I asked my good friend and fellow blogger last week for some inspiration and ideas for what to put on here, since I don’t like to blow my own “I’ve written a couple of kids books” trumpet all to often. She told me, in what I hope was not an exasperated tone, that perhaps I could share “some of all your Scottishy jaunts that you go on about on Instagram all the time,” and so since I am Scottish, I write about Scotland and I very much enjoy getting out and about in and around my little edge of Scotland, I concurred this was a good idea.

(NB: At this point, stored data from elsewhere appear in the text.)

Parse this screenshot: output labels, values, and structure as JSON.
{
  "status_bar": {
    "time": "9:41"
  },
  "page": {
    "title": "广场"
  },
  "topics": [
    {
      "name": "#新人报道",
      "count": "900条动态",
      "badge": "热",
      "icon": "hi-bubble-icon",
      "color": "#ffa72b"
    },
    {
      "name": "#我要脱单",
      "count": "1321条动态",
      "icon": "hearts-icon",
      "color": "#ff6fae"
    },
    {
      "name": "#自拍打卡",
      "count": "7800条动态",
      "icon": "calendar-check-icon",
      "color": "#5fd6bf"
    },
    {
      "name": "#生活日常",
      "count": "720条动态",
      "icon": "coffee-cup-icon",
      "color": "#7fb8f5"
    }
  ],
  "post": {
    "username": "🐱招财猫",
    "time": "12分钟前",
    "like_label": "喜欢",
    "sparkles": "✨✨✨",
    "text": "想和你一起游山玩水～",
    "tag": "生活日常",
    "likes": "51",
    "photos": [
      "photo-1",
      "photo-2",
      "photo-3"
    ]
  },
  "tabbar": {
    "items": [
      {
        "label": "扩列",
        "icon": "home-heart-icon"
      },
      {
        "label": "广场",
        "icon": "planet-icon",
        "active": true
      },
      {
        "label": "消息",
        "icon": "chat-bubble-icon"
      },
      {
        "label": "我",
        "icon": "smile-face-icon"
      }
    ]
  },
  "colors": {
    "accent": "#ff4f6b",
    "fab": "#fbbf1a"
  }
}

In my spare time, in addition to writing books and writing about writing books (did I mention that I write books?) I am a keen amateur cyclist. I like to joke to my friends that I am something of an oversized child on a bike – the fact that it’s white and pink and that I do occasionally sport pigtails under my helmet and a novelty t-shirt doesn’t help in making this any less of a truth. I am not a road cyclist, nor do I have one of those hyper-slick-skinny-tyred-bendy-handlebarred contraptions. I have a good, old fashioned, chunky wheeled mountain bike, and that’s perfectly suited to the mix of canal towpath, woodland trail and cycle path that I like to frequent of a weekend. 

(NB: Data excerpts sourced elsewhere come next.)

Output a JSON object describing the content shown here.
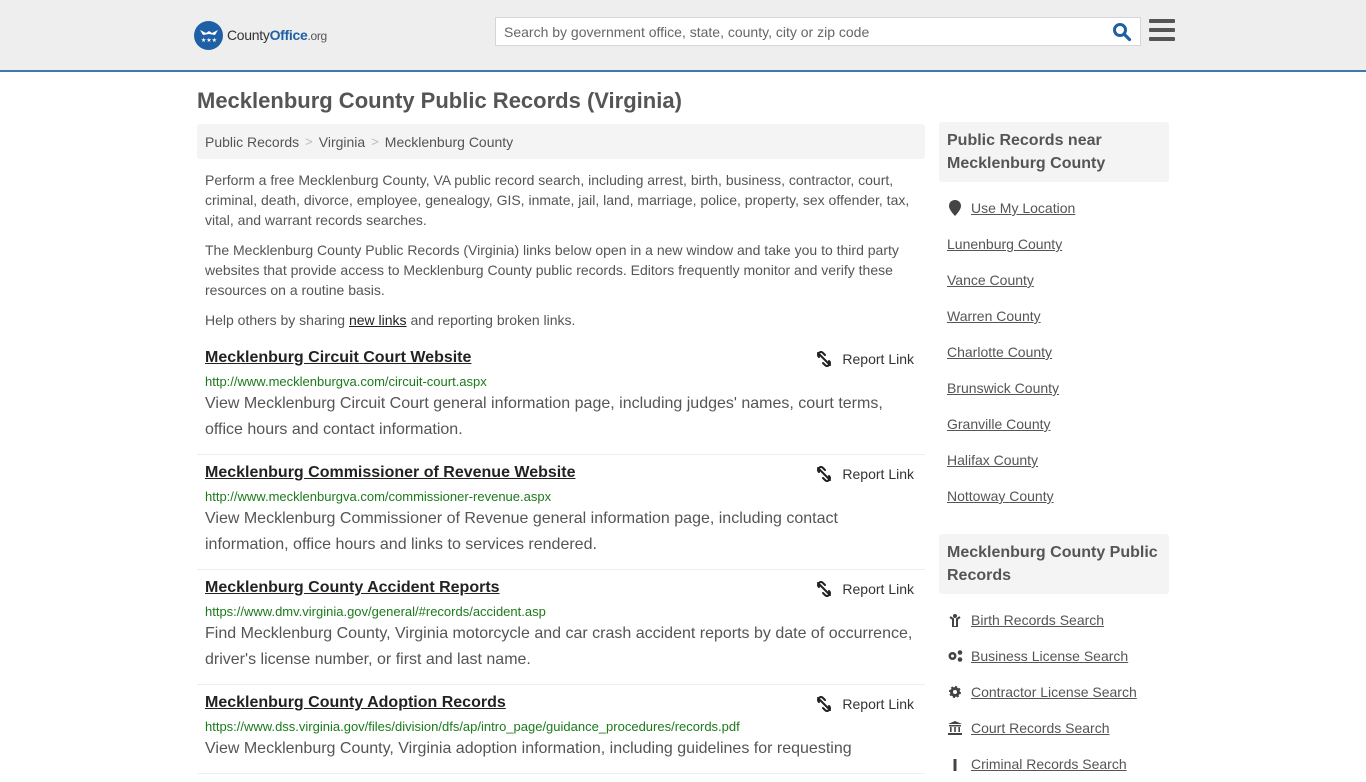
{
  "header": {
    "logo": {
      "name": "County",
      "brand": "Office",
      "tld": ".org"
    },
    "search_placeholder": "Search by government office, state, county, city or zip code",
    "accent_color": "#1f5fa6"
  },
  "page_title": "Mecklenburg County Public Records (Virginia)",
  "breadcrumb": [
    "Public Records",
    "Virginia",
    "Mecklenburg County"
  ],
  "intro": {
    "p1": "Perform a free Mecklenburg County, VA public record search, including arrest, birth, business, contractor, court, criminal, death, divorce, employee, genealogy, GIS, inmate, jail, land, marriage, police, property, sex offender, tax, vital, and warrant records searches.",
    "p2": "The Mecklenburg County Public Records (Virginia) links below open in a new window and take you to third party websites that provide access to Mecklenburg County public records. Editors frequently monitor and verify these resources on a routine basis.",
    "p3_before": "Help others by sharing ",
    "p3_link": "new links",
    "p3_after": " and reporting broken links."
  },
  "report_label": "Report Link",
  "records": [
    {
      "title": "Mecklenburg Circuit Court Website",
      "url": "http://www.mecklenburgva.com/circuit-court.aspx",
      "desc": "View Mecklenburg Circuit Court general information page, including judges' names, court terms, office hours and contact information."
    },
    {
      "title": "Mecklenburg Commissioner of Revenue Website",
      "url": "http://www.mecklenburgva.com/commissioner-revenue.aspx",
      "desc": "View Mecklenburg Commissioner of Revenue general information page, including contact information, office hours and links to services rendered."
    },
    {
      "title": "Mecklenburg County Accident Reports",
      "url": "https://www.dmv.virginia.gov/general/#records/accident.asp",
      "desc": "Find Mecklenburg County, Virginia motorcycle and car crash accident reports by date of occurrence, driver's license number, or first and last name."
    },
    {
      "title": "Mecklenburg County Adoption Records",
      "url": "https://www.dss.virginia.gov/files/division/dfs/ap/intro_page/guidance_procedures/records.pdf",
      "desc": "View Mecklenburg County, Virginia adoption information, including guidelines for requesting"
    }
  ],
  "sidebar": {
    "nearby_heading": "Public Records near Mecklenburg County",
    "use_location": "Use My Location",
    "nearby": [
      "Lunenburg County",
      "Vance County",
      "Warren County",
      "Charlotte County",
      "Brunswick County",
      "Granville County",
      "Halifax County",
      "Nottoway County"
    ],
    "records_heading": "Mecklenburg County Public Records",
    "record_links": [
      {
        "label": "Birth Records Search",
        "icon": "baby-icon"
      },
      {
        "label": "Business License Search",
        "icon": "cogs-icon"
      },
      {
        "label": "Contractor License Search",
        "icon": "gear-icon"
      },
      {
        "label": "Court Records Search",
        "icon": "courthouse-icon"
      },
      {
        "label": "Criminal Records Search",
        "icon": "criminal-icon"
      }
    ]
  }
}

I also spend a great deal of my time outside work walking, not least because I have a very energetic puppy to occupy. My husband and I though have always enjoyed walking, right from when we first met – in our teens, when our friends were nursing a post-club hangover on a Sunday we were more often than not half way up a hill or half way round a loch with a picnic. Now that we have the pup, it only makes more sense to get out and about when we have the time.

And so I’ll start a new thread of blog posts on here about my ventures out on two feet or two wheels. They may or may not be interesting to anyone else, but I hope that at least a few of you might enjoy them. I certainly do enjoy reading about other people’s days out, particularly when thinking about where to go next.

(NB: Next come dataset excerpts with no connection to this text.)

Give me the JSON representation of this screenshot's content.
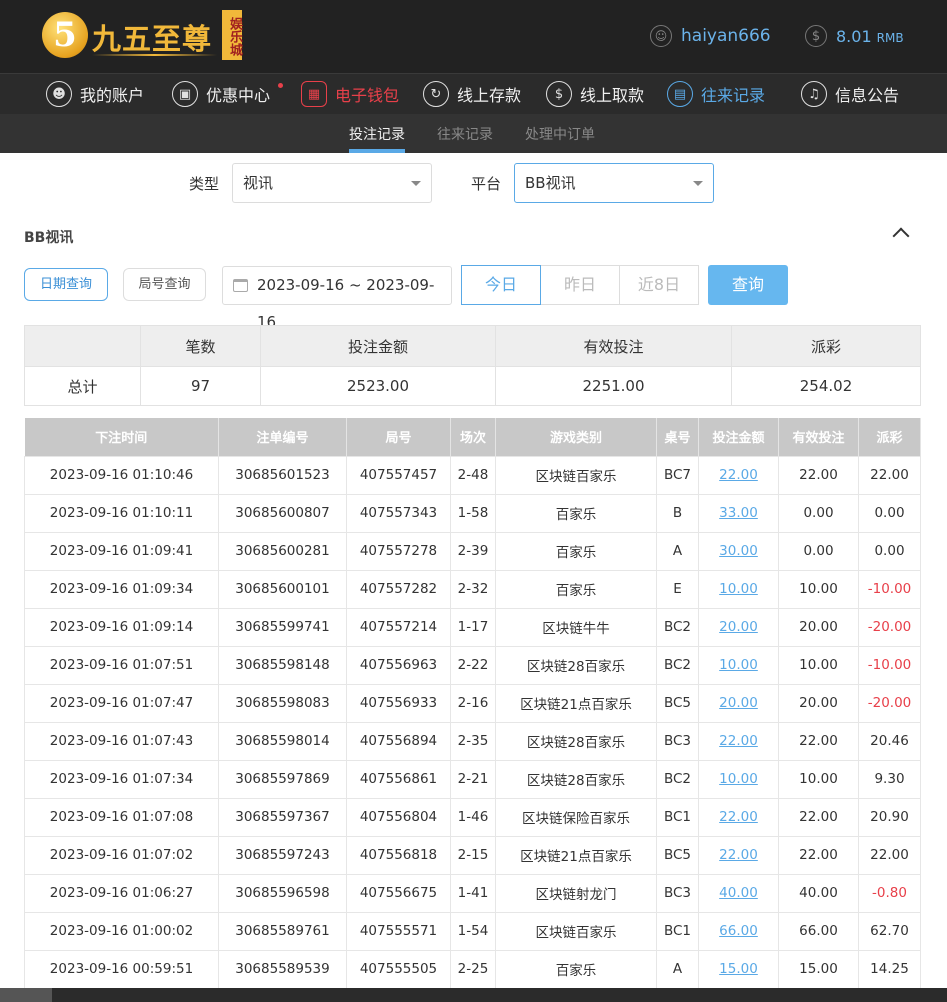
{
  "header": {
    "logo_glyph": "5",
    "logo_text": "九五至尊",
    "logo_badge": "娱乐城",
    "username": "haiyan666",
    "balance": "8.01",
    "currency": "RMB"
  },
  "nav": {
    "items": [
      {
        "label": "我的账户",
        "icon": "user-icon"
      },
      {
        "label": "优惠中心",
        "icon": "gift-icon"
      },
      {
        "label": "电子钱包",
        "icon": "wallet-icon"
      },
      {
        "label": "线上存款",
        "icon": "deposit-icon"
      },
      {
        "label": "线上取款",
        "icon": "withdraw-icon"
      },
      {
        "label": "往来记录",
        "icon": "records-icon"
      },
      {
        "label": "信息公告",
        "icon": "bell-icon"
      }
    ]
  },
  "subnav": {
    "tabs": [
      "投注记录",
      "往来记录",
      "处理中订单"
    ]
  },
  "filters": {
    "type_label": "类型",
    "type_value": "视讯",
    "platform_label": "平台",
    "platform_value": "BB视讯"
  },
  "section_title": "BB视讯",
  "query": {
    "date_query": "日期查询",
    "round_query": "局号查询",
    "date_range": "2023-09-16 ~ 2023-09-16",
    "today": "今日",
    "yesterday": "昨日",
    "last8": "近8日",
    "search": "查询"
  },
  "summary": {
    "headers": [
      "",
      "笔数",
      "投注金额",
      "有效投注",
      "派彩"
    ],
    "row": [
      "总计",
      "97",
      "2523.00",
      "2251.00",
      "254.02"
    ]
  },
  "records": {
    "headers": [
      "下注时间",
      "注单编号",
      "局号",
      "场次",
      "游戏类别",
      "桌号",
      "投注金额",
      "有效投注",
      "派彩"
    ],
    "rows": [
      [
        "2023-09-16 01:10:46",
        "30685601523",
        "407557457",
        "2-48",
        "区块链百家乐",
        "BC7",
        "22.00",
        "22.00",
        "22.00"
      ],
      [
        "2023-09-16 01:10:11",
        "30685600807",
        "407557343",
        "1-58",
        "百家乐",
        "B",
        "33.00",
        "0.00",
        "0.00"
      ],
      [
        "2023-09-16 01:09:41",
        "30685600281",
        "407557278",
        "2-39",
        "百家乐",
        "A",
        "30.00",
        "0.00",
        "0.00"
      ],
      [
        "2023-09-16 01:09:34",
        "30685600101",
        "407557282",
        "2-32",
        "百家乐",
        "E",
        "10.00",
        "10.00",
        "-10.00"
      ],
      [
        "2023-09-16 01:09:14",
        "30685599741",
        "407557214",
        "1-17",
        "区块链牛牛",
        "BC2",
        "20.00",
        "20.00",
        "-20.00"
      ],
      [
        "2023-09-16 01:07:51",
        "30685598148",
        "407556963",
        "2-22",
        "区块链28百家乐",
        "BC2",
        "10.00",
        "10.00",
        "-10.00"
      ],
      [
        "2023-09-16 01:07:47",
        "30685598083",
        "407556933",
        "2-16",
        "区块链21点百家乐",
        "BC5",
        "20.00",
        "20.00",
        "-20.00"
      ],
      [
        "2023-09-16 01:07:43",
        "30685598014",
        "407556894",
        "2-35",
        "区块链28百家乐",
        "BC3",
        "22.00",
        "22.00",
        "20.46"
      ],
      [
        "2023-09-16 01:07:34",
        "30685597869",
        "407556861",
        "2-21",
        "区块链28百家乐",
        "BC2",
        "10.00",
        "10.00",
        "9.30"
      ],
      [
        "2023-09-16 01:07:08",
        "30685597367",
        "407556804",
        "1-46",
        "区块链保险百家乐",
        "BC1",
        "22.00",
        "22.00",
        "20.90"
      ],
      [
        "2023-09-16 01:07:02",
        "30685597243",
        "407556818",
        "2-15",
        "区块链21点百家乐",
        "BC5",
        "22.00",
        "22.00",
        "22.00"
      ],
      [
        "2023-09-16 01:06:27",
        "30685596598",
        "407556675",
        "1-41",
        "区块链射龙门",
        "BC3",
        "40.00",
        "40.00",
        "-0.80"
      ],
      [
        "2023-09-16 01:00:02",
        "30685589761",
        "407555571",
        "1-54",
        "区块链百家乐",
        "BC1",
        "66.00",
        "66.00",
        "62.70"
      ],
      [
        "2023-09-16 00:59:51",
        "30685589539",
        "407555505",
        "2-25",
        "百家乐",
        "A",
        "15.00",
        "15.00",
        "14.25"
      ]
    ]
  },
  "colors": {
    "accent": "#5aa9e6",
    "negative": "#e8404a",
    "header_bg": "#222222",
    "logo_gold": "#f1b83a"
  }
}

And that brings me to my little edge of Scotland. It’s not really a corner, since I am a central belter, born and raised. Nearer to the east coast than the west, I’m lucky to be within a short drive (or a longer cycle) to any number of great places to walk or ride. I live on the banks of one of Scotland’s fabulous canals which offers miles of gloriously flat pavements to walk or cycle on, and I am on the edge of not one but two protected woodlands. What more could you ask for from one of the central belt’s ‘commuter towns’?

One of my favourite things about Scotland though is that almost irrespective of where you are, there is somewhere green and open to go in just a few short minutes. And of course one of the perks of living in a small country is that in an hour or so you can likely be somewhere completely different yet no less beautiful – whether it’s a rugged coastline, a sandy beach, a hillside, lochside, mountainside, city park, forest park, farmland, woodland, moorland… we really do have the great outdoors on our doorstep. 

I’ll post about my most recent trip out across the Firth of Forth later this week – not on the newest of the crossings but over one of the older bridges – when I cycled over to Culross and Preston Island for a day’s ride. 

Meantime I hope you all find some time this week to enjoy your own outdoors – just get over the threshold and you’ll be there.